Not impossible (hence the work in progress hack I linked earlier), but upstream certainly doesn’t make it easy due to all the environment variables necessary. If I get that hack to working condition, we’d be the first distro to my knowledge with a fully functional python-library sage.

  • Get a local checkout of nixpkgs (git clone https://github.com/nixos/nixpkgs.git).
  • cd into it, check out the version of nixpkgs you want to work with. If you want to stay in the release channel, that would be git checkout release-19.03. You can also stay on master to work with the bleeding edge.
  • Edit the list in the file I mentioned earlier. Maybe manually disable the tests by setting doInstallCheck = false; in pkgs/applications/science/math/sage/sage-tests.nix.
  • You can now do one of several things:
    • Just build sage without including it in you system environment: nix build -f. sage. A result symlink will be placed in your current working directory, pointing to the sage build. Launch with result/bin/sage.
    • Create a temporary environment with sage installed: nix-shell -I nixpkgs=. -p sage. You’ll be in a bash shell with the proper sage in PATH.
    • If you’re on nixos, rebuild your system based on this patched nixpkgs checkout: sudo nixos-rebuild -I nixpkgs=. switch
    • If you’re not on nixos, you can probably convince nix-env to install the right sage version. I have never really used nix-env though.

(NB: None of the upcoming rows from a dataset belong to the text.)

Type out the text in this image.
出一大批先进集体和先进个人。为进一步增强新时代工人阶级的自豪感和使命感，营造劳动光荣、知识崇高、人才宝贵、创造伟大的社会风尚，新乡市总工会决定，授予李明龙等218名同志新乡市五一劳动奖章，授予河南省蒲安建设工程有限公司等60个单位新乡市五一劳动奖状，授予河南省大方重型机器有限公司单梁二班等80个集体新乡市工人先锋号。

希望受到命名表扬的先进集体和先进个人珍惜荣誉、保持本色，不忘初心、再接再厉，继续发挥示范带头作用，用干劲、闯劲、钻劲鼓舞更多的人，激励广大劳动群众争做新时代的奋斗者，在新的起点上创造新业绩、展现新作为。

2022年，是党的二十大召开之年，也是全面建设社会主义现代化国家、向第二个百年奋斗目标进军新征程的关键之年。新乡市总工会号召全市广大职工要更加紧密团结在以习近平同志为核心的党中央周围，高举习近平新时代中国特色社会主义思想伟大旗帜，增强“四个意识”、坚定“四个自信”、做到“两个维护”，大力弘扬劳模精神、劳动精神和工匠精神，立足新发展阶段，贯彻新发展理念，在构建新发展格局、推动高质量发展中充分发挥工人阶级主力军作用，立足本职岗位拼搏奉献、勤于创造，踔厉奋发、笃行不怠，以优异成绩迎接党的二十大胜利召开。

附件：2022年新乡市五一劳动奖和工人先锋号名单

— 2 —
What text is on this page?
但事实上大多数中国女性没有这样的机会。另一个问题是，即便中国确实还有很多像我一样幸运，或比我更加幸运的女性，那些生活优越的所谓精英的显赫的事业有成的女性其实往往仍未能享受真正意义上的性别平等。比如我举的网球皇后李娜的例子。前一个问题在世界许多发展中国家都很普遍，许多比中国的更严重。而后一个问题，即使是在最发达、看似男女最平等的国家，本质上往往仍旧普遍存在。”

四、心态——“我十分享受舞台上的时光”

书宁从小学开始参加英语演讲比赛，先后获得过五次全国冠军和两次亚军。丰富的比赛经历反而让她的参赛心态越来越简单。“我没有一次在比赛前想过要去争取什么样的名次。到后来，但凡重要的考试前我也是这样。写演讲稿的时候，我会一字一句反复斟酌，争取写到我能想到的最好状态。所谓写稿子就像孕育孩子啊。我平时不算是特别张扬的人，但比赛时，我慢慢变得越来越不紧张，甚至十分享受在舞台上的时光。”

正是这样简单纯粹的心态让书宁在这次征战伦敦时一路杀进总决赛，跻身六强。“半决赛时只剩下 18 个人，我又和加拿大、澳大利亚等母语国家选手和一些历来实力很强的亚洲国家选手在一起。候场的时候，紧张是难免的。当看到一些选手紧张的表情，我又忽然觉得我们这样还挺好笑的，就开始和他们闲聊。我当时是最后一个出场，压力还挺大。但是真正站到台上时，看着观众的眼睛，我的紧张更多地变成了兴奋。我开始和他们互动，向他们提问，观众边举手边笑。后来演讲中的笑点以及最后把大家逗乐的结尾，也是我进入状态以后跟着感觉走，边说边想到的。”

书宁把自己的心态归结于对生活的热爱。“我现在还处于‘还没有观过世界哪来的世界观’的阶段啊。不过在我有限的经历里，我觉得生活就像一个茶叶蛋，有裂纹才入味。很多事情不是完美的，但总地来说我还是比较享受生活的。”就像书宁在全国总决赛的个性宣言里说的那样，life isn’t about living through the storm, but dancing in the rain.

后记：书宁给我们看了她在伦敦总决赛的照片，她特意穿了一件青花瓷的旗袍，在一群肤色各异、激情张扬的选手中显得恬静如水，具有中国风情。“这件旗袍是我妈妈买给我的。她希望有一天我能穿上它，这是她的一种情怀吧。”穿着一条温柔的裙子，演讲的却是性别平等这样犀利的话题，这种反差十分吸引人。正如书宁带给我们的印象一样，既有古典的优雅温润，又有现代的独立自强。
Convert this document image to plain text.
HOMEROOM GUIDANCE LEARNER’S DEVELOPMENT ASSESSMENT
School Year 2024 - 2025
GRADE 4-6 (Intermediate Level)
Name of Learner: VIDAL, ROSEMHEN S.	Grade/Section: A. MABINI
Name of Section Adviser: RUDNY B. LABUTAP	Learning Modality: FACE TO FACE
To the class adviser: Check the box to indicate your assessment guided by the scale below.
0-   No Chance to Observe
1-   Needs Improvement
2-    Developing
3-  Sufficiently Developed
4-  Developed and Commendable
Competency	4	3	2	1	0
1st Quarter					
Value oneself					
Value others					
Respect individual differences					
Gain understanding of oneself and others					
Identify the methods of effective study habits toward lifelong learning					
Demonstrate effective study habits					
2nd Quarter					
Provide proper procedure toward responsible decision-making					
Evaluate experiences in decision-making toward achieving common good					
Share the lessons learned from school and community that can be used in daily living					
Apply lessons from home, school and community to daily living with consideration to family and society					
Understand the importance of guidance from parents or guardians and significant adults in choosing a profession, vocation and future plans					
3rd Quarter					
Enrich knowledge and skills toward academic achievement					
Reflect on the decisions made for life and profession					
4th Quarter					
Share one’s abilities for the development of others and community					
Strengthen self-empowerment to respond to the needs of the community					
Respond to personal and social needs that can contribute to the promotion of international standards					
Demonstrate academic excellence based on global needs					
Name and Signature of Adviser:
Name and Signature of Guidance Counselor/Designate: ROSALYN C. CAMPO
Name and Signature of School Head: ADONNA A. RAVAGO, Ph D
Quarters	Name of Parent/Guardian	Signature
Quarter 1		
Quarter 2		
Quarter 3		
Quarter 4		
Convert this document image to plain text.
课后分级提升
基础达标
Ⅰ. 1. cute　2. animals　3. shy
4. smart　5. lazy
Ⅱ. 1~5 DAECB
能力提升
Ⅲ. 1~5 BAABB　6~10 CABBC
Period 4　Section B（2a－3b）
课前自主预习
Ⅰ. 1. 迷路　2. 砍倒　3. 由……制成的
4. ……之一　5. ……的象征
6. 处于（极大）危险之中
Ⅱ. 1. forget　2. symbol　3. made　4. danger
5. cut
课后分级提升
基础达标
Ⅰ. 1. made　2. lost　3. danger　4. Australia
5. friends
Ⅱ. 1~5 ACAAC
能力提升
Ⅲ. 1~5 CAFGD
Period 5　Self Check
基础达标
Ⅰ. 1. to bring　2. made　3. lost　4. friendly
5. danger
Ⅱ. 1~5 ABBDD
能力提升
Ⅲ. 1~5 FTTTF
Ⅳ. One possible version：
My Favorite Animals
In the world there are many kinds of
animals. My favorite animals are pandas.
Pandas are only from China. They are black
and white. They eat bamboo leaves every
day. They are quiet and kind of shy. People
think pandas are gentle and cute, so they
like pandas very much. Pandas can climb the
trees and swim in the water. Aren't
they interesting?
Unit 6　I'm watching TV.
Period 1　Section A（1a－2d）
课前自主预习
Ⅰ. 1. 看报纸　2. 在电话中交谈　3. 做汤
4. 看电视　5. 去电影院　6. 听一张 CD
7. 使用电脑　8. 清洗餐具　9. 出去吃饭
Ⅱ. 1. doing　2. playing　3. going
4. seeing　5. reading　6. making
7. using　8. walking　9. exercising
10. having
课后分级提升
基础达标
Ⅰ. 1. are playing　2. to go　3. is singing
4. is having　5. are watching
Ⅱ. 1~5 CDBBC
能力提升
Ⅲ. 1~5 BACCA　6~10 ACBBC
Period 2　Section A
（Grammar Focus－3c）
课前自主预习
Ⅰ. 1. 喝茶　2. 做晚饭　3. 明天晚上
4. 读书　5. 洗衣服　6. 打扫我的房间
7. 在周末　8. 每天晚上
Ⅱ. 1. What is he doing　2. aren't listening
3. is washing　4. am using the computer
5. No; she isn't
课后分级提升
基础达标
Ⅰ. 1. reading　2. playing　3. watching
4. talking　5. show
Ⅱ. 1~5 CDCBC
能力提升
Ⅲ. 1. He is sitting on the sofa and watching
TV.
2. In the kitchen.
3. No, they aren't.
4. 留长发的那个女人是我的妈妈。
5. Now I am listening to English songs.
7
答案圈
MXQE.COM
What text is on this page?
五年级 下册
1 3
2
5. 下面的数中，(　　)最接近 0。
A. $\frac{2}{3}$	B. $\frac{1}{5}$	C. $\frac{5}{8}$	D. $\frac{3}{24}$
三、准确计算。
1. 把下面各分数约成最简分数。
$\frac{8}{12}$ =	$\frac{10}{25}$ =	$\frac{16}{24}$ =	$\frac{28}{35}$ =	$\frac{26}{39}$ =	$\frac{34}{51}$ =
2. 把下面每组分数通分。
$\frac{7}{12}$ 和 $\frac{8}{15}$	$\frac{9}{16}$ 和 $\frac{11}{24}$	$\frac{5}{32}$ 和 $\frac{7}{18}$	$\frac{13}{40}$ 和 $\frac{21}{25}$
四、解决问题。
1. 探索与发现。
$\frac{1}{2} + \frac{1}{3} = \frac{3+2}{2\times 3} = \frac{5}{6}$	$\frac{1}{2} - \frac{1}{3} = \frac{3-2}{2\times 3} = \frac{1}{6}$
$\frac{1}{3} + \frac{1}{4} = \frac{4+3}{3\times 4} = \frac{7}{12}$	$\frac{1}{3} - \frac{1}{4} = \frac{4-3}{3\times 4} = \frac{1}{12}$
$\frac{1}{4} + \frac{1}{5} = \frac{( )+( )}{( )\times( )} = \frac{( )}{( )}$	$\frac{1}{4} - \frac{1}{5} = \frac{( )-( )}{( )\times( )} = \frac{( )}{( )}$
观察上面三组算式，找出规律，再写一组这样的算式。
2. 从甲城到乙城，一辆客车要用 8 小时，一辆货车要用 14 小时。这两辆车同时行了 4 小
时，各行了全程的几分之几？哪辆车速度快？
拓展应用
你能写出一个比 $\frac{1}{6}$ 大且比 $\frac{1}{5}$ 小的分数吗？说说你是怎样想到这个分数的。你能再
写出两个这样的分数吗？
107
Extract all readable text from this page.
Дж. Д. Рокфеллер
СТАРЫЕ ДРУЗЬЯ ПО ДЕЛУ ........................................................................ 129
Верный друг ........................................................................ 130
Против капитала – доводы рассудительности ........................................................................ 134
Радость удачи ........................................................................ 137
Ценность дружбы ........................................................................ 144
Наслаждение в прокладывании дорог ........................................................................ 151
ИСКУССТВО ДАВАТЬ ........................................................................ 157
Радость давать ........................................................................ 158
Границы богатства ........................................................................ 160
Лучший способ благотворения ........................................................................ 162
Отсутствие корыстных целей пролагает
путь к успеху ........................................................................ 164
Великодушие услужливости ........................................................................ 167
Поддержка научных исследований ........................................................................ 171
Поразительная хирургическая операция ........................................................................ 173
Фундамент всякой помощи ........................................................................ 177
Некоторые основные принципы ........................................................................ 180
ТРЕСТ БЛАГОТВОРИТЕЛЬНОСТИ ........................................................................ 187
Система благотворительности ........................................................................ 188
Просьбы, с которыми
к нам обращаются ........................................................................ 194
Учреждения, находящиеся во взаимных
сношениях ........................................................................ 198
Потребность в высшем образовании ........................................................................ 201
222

I thought about this before, but I am a bit hesitant about a user facing option to disable tests. That means it may theoretically happen that sage is broken in some non-obvious way (i.e. wrong calculation results) and you wouldn’t notice. Thats not very likely, but could happen. At least right now, sage would fail its tests in that case.

No, since the deps are only used and runtime (and therefore also test time), not build time.

You mean when using the sage jupyter notebook? I think yes, that should use sages python environment.

and I guess there is a better way than maintaining a fork of the full nixpkgs repo

Missed that part. Usually yes, you could either use package.override {...} or overlays. However since the sage package is pretty complicated and consists of multiple layers (unfortunately, I’d love to simplify it) its not that easy to override the right thing as long as I don’t add an explicit config option.

Ok great, thanks a lot for everything, and let me know if you get some progress !

I’m not sure what you mean. Progress on what exactly?